Retour sur un événement controversé et ambigu…
Le 10 mai 1981, François Mitterrand est élu président de la République avec 15 700 000 voix, soit 51,76 %. Dès 20 heures et l’annonce du résultat, la foule commence à affluer place de la Bastille. Des rassemblements s’organisent également dans les régions. Finalement, au cours de cette soirée de fête, il y a peu de slogans politiques. De manière un peu décalée, les manifestants s’en prennent surtout à Jean-Pierre Elkabbach, alors présentateur vedette du journal télévisé et incarnation caricaturale des connivences entre les grands médias et le pouvoir de droite qui vient d’être battu. Un cri domine tous les autres et résume bien l’état d’esprit populaire : « on a gagné ! ». Le lendemain matin, même ambiance dans les entreprises, notamment celles qui figurent sur la liste des « nationalisables »…

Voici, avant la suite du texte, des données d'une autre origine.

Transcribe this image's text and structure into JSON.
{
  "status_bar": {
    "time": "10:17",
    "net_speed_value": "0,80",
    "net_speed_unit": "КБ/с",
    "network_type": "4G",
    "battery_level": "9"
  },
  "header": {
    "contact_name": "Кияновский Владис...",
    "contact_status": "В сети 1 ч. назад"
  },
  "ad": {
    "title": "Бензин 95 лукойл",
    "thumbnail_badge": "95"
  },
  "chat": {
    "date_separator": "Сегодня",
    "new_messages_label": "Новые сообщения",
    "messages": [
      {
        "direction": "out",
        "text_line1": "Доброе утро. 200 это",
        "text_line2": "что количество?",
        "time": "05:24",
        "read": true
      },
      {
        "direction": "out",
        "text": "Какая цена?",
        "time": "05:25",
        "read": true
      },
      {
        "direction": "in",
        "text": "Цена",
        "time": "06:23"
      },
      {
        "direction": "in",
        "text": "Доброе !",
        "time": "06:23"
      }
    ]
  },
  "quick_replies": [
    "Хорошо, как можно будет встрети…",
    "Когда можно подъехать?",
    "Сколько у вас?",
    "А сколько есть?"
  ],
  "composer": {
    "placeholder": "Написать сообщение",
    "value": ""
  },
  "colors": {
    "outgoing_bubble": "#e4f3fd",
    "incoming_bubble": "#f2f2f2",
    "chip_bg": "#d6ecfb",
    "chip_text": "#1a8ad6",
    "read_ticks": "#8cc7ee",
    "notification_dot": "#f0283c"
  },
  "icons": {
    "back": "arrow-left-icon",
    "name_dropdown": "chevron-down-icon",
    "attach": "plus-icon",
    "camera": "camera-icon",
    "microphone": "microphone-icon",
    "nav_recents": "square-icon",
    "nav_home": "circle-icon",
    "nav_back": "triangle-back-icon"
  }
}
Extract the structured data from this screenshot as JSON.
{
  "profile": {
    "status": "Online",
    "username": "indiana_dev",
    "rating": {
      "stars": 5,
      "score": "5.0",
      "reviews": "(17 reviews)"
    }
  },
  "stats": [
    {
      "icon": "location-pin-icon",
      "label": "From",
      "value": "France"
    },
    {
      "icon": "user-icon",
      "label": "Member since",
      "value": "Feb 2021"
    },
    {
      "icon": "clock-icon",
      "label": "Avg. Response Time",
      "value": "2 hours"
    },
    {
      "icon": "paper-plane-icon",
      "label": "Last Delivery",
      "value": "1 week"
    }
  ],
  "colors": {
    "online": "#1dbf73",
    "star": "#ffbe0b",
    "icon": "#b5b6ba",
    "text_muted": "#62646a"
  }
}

Pierre Mauroy devient Premier ministre. Très rapidement, le nouveau président dissout l’Assemblée nationale. Les élections législatives de juin 1981 consacrent la victoire de la gauche et, surtout, l’hégémonie du Parti socialiste qui dispose à lui seul de la majorité absolue des députés. Pour la première fois depuis la Libération, le gouvernement comporte quatre ministres communistes.
1981 : l’état de grâce
Bien avant sa conquête du Parti socialiste, Mitterrand s’était surtout fait connaître, dans les années 1960, comme un opposant irréductible au « pouvoir personnel » et aux institutions de la Ve République, présentées par lui comme un « coup d’État permanent ». Parvenu au pouvoir, il s’accommode très bien des privilèges exorbitants de l’exécutif et accentue la dérive monarchique de ses prédécesseurs. Mais, très vite aussi, des mesures symboliques sont prises qui répondent aux mobilisations populaires des années précédentes. Dès le 28 mai, tout en confirmant son choix en faveur du nucléaire, Mitterrand annonce l’arrêt du chantier de la centrale de Plogoff, à l’origine d’un véritable soulèvement civique et de manifestations monstres en Bretagne (150 000, en mai 1980). Dans la foulée, il décide le 3 juin l’annulation du projet d’extension du camp militaire, contre lequel s’étaient mobilisés, depuis 1973, paysans du Larzac, pacifistes et antimilitaristes. L’empressement à satisfaire les revendications concernant les droits des femmes est moindre : il faut attendre décembre 1982 pour que soit votée une loi permettant (assez largement) le remboursement de l’interruption volontaire de grossesse…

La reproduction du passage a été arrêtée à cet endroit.